NBA.com: What about Nate Archibald?

BL: You took the words right out of my mouth. Tiny! He could scoot up and down and do what he needed to do. These guys knew the game, they played the basics of it so well.

NBA.com: No one disputes the advances in training, nutrition, travel and rest. But in raw ability, you think it was close to today?

BL: One thing I will say about this group of young men, they seem to be more athletic than we were. They seem to be able to cover so much more ground. Whatever that new step is, the Eurostep? And another thing they do differently know is, they brush-pick. They brush and then they pop. You rarely see a guy do a solid pick and then roll with the guy on his back to cause a mismatch. Everybody’s looking to open the floor to shoot 3’s. This has become the weapon of choice now.

NBA.com: No rings for that Milwaukee team from which you retired has meant, so far, no Hall of Fame for Marques Johnson or Sidney Moncrief, the two stars.

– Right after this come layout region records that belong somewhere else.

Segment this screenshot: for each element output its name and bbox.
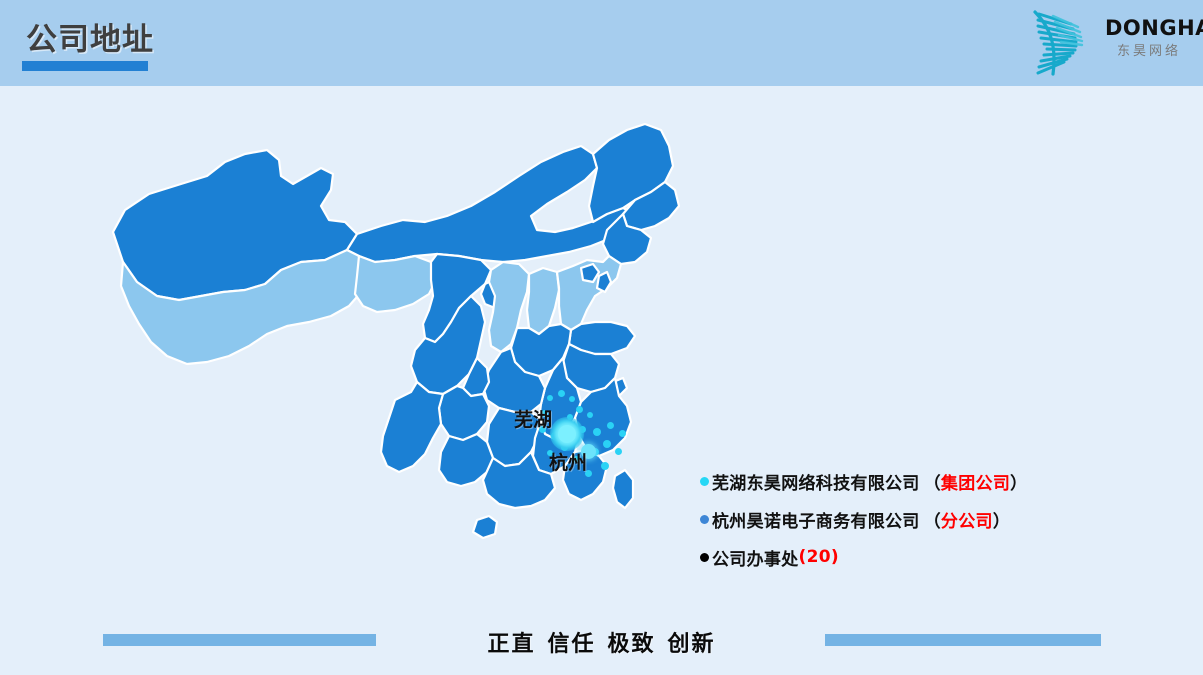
legend-item-tag: （分公司） (924, 507, 1011, 532)
footer-slogan: 正直信任极致创新 (0, 626, 1203, 658)
legend-bullet-icon (700, 477, 709, 486)
headquarters-marker-core (558, 425, 576, 443)
legend-item-group-company: 芜湖东昊网络科技有限公司 （集团公司） (700, 462, 1120, 500)
office-dot (619, 430, 626, 437)
header-band (0, 0, 1203, 86)
china-map-svg (95, 110, 715, 610)
office-dot (587, 412, 593, 418)
legend-item-label: 芜湖东昊网络科技有限公司 (712, 469, 920, 494)
legend-list: 芜湖东昊网络科技有限公司 （集团公司） 杭州昊诺电子商务有限公司 （分公司） 公… (700, 462, 1120, 576)
legend-item-offices: 公司办事处(20) (700, 538, 1120, 576)
legend-item-tag: （集团公司） (924, 469, 1028, 494)
legend-item-count: (20) (799, 547, 839, 567)
legend-item-branch-company: 杭州昊诺电子商务有限公司 （分公司） (700, 500, 1120, 538)
legend-bullet-icon (700, 515, 709, 524)
slide-canvas: 公司地址 (0, 0, 1203, 675)
slogan-word-3: 极致 (608, 632, 656, 657)
logo-name: DONGHAO (1105, 18, 1193, 39)
donghao-feather-logo-icon (1031, 8, 1105, 78)
legend-item-label: 公司办事处 (712, 545, 799, 570)
office-dot (558, 390, 565, 397)
legend-tag-open: （ (924, 474, 941, 494)
slogan-word-1: 正直 (487, 632, 535, 657)
legend-tag-close: ） (1010, 474, 1027, 494)
office-dot (607, 422, 614, 429)
title-underline-bar (22, 61, 148, 71)
office-dot (569, 396, 575, 402)
logo-wordmark: DONGHAO 东昊网络 (1105, 18, 1193, 58)
office-dot (547, 395, 553, 401)
office-dot (603, 440, 611, 448)
page-title: 公司地址 (26, 14, 154, 59)
map-label-wuhu: 芜湖 (514, 405, 552, 432)
company-logo: DONGHAO 东昊网络 (1027, 6, 1195, 80)
map-label-hangzhou: 杭州 (549, 448, 587, 475)
legend-tag-highlight: 分公司 (941, 512, 993, 532)
slogan-word-4: 创新 (668, 632, 716, 657)
legend-tag-close: ） (993, 512, 1010, 532)
headquarters-marker[interactable] (550, 417, 584, 451)
legend-item-label: 杭州昊诺电子商务有限公司 (712, 507, 920, 532)
office-dot (601, 462, 609, 470)
slogan-word-2: 信任 (547, 632, 595, 657)
china-map-container: 芜湖 杭州 (95, 110, 715, 610)
office-dot (593, 428, 601, 436)
legend-bullet-icon (700, 553, 709, 562)
legend-tag-open: （ (924, 512, 941, 532)
logo-sub-name: 东昊网络 (1105, 45, 1193, 58)
legend-tag-highlight: 集团公司 (941, 474, 1010, 494)
office-dot (615, 448, 622, 455)
office-dot (576, 406, 583, 413)
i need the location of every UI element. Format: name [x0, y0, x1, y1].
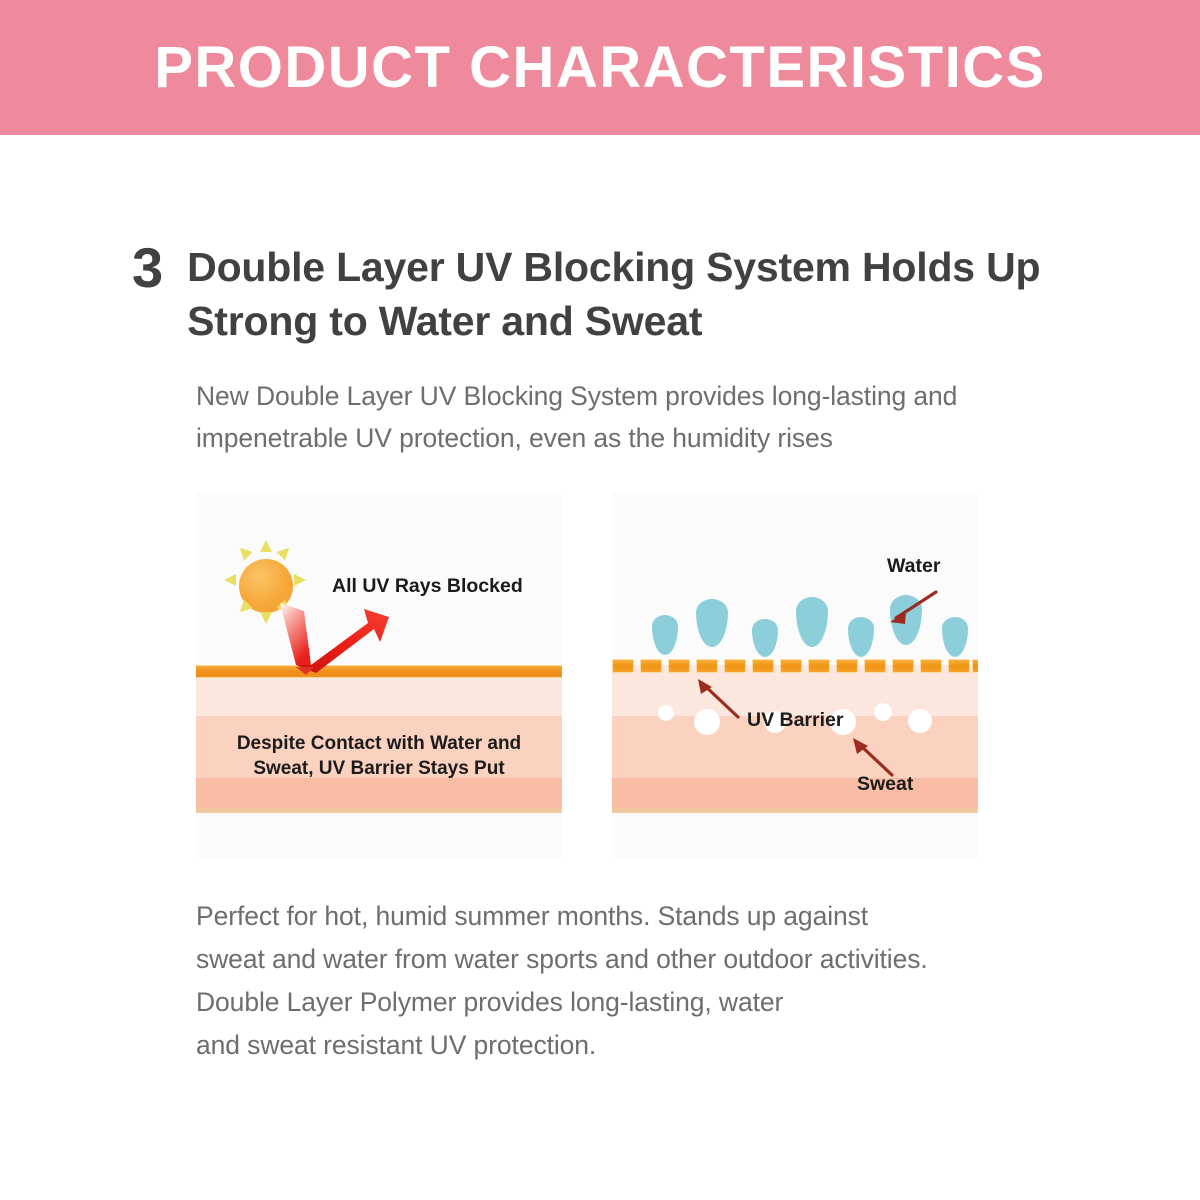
uv-barrier-pointer-arrow-icon [690, 675, 750, 721]
skin-layer-base [612, 808, 978, 813]
water-droplet [696, 599, 728, 647]
water-pointer-arrow-icon [882, 588, 942, 630]
sun-ray [224, 574, 236, 586]
sweat-bubble [874, 703, 892, 721]
uv-barrier-label: UV Barrier [747, 709, 843, 732]
sweat-bubble [658, 705, 674, 721]
body-line-4: and sweat resistant UV protection. [196, 1024, 1076, 1067]
left-panel-caption: Despite Contact with Water and Sweat, UV… [196, 731, 562, 781]
skin-cross-section-right [612, 665, 978, 813]
left-caption-line-1: Despite Contact with Water and [237, 733, 521, 754]
page-header-banner: PRODUCT CHARACTERISTICS [0, 0, 1200, 135]
section-heading-row: 3 Double Layer UV Blocking System Holds … [132, 240, 1092, 348]
page-title: PRODUCT CHARACTERISTICS [154, 39, 1046, 97]
water-droplet [848, 617, 874, 657]
skin-layer-base [196, 808, 562, 813]
skin-layer-top [196, 678, 562, 716]
water-droplet [752, 619, 778, 657]
water-label: Water [887, 555, 940, 578]
left-caption-line-2: Sweat, UV Barrier Stays Put [253, 758, 504, 779]
illustration-panel-right: Water UV Barrier Sweat [612, 493, 978, 858]
sun-ray [294, 574, 306, 586]
water-droplet [652, 615, 678, 655]
sweat-pointer-arrow-icon [844, 733, 904, 779]
water-droplet [942, 617, 968, 657]
uv-barrier-dashed [612, 659, 978, 675]
uv-ray-bounce-arrow-icon [256, 603, 446, 683]
skin-layer-bottom [612, 778, 978, 808]
sweat-bubble [908, 709, 932, 733]
section-subtitle: New Double Layer UV Blocking System prov… [196, 375, 1026, 459]
all-uv-rays-blocked-label: All UV Rays Blocked [332, 575, 523, 598]
section-heading: Double Layer UV Blocking System Holds Up… [187, 240, 1087, 348]
sun-ray [277, 544, 294, 561]
water-droplet [796, 597, 828, 647]
body-paragraph: Perfect for hot, humid summer months. St… [196, 895, 1076, 1067]
body-line-3: Double Layer Polymer provides long-lasti… [196, 981, 1076, 1024]
body-line-2: sweat and water from water sports and ot… [196, 938, 1076, 981]
product-characteristics-page: PRODUCT CHARACTERISTICS 3 Double Layer U… [0, 0, 1200, 1200]
sun-ray [260, 540, 272, 552]
illustration-panel-left: Despite Contact with Water and Sweat, UV… [196, 493, 562, 858]
body-line-1: Perfect for hot, humid summer months. St… [196, 895, 1076, 938]
step-number: 3 [132, 240, 163, 296]
skin-layer-bottom [196, 778, 562, 808]
sun-ray [236, 544, 253, 561]
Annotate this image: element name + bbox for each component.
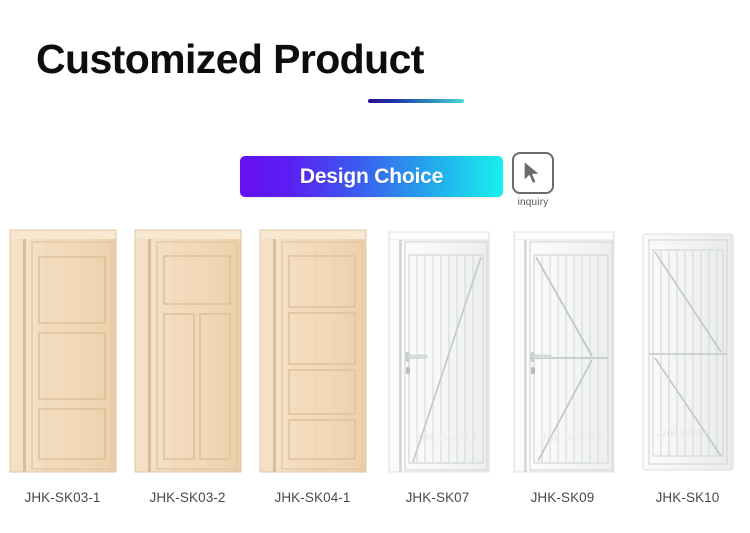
cursor-arrow-icon [523, 160, 545, 186]
door-image-jhk-sk09[interactable]: JHK DOORS [508, 228, 618, 474]
product-code-label: JHK-SK03-1 [0, 485, 125, 511]
design-choice-label: Design Choice [300, 165, 443, 189]
inquiry-icon-box [512, 152, 554, 194]
product-code-label: JHK-SK10 [625, 485, 750, 511]
door-image-jhk-sk03-2[interactable] [133, 228, 243, 474]
door-illustration [8, 228, 118, 474]
product-card[interactable]: JHK DOORS [375, 228, 500, 474]
door-image-jhk-sk07[interactable]: JHK DOORS [383, 228, 493, 474]
product-card[interactable] [250, 228, 375, 474]
door-image-jhk-sk04-1[interactable] [258, 228, 368, 474]
door-image-jhk-sk10[interactable]: JHK DOORS [633, 228, 743, 474]
product-card[interactable]: JHK DOORS [625, 228, 750, 474]
door-illustration: JHK DOORS [633, 228, 743, 474]
door-illustration: JHK DOORS [383, 228, 493, 474]
product-showcase-page: Customized Product Design Choice inquiry [0, 0, 750, 533]
door-illustration [133, 228, 243, 474]
title-accent-bar [368, 99, 464, 103]
door-illustration: JHK DOORS [508, 228, 618, 474]
svg-text:JHK DOORS: JHK DOORS [541, 433, 603, 443]
inquiry-label: inquiry [518, 197, 549, 208]
product-card[interactable] [0, 228, 125, 474]
svg-text:JHK DOORS: JHK DOORS [657, 428, 719, 438]
page-title: Customized Product [36, 39, 424, 80]
svg-text:JHK DOORS: JHK DOORS [416, 433, 478, 443]
door-illustration [258, 228, 368, 474]
product-card[interactable]: JHK DOORS [500, 228, 625, 474]
product-labels-row: JHK-SK03-1 JHK-SK03-2 JHK-SK04-1 JHK-SK0… [0, 485, 750, 511]
product-code-label: JHK-SK09 [500, 485, 625, 511]
door-image-jhk-sk03-1[interactable] [8, 228, 118, 474]
product-code-label: JHK-SK07 [375, 485, 500, 511]
design-choice-button[interactable]: Design Choice [240, 156, 503, 197]
product-code-label: JHK-SK04-1 [250, 485, 375, 511]
product-card[interactable] [125, 228, 250, 474]
product-code-label: JHK-SK03-2 [125, 485, 250, 511]
product-grid: JHK DOORS [0, 228, 750, 474]
inquiry-button[interactable]: inquiry [512, 152, 554, 214]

BL: That’s what rings hollow in your ears. You hear people saying, “Where’s the ring? The ring!” And we don’t have any rings. That’s what we play for.

NBA.com: Didn’t stop your enshrinement though.

BL: They must have been blind, crippled and crazy, huh? It’s a short crop of brotherhood that gets in there. I just wish there was more time on those weekends where we could spend time just talking with one another. You rarely see each other, and it would be nice to have a quiet room where you could just re-hash old times and plays, and maybe have your family so your grandkids could listen to Earl the Pearl tell about this or [Bill] Walton tell about that. Just rehashing stuff that brought people a lot of joy.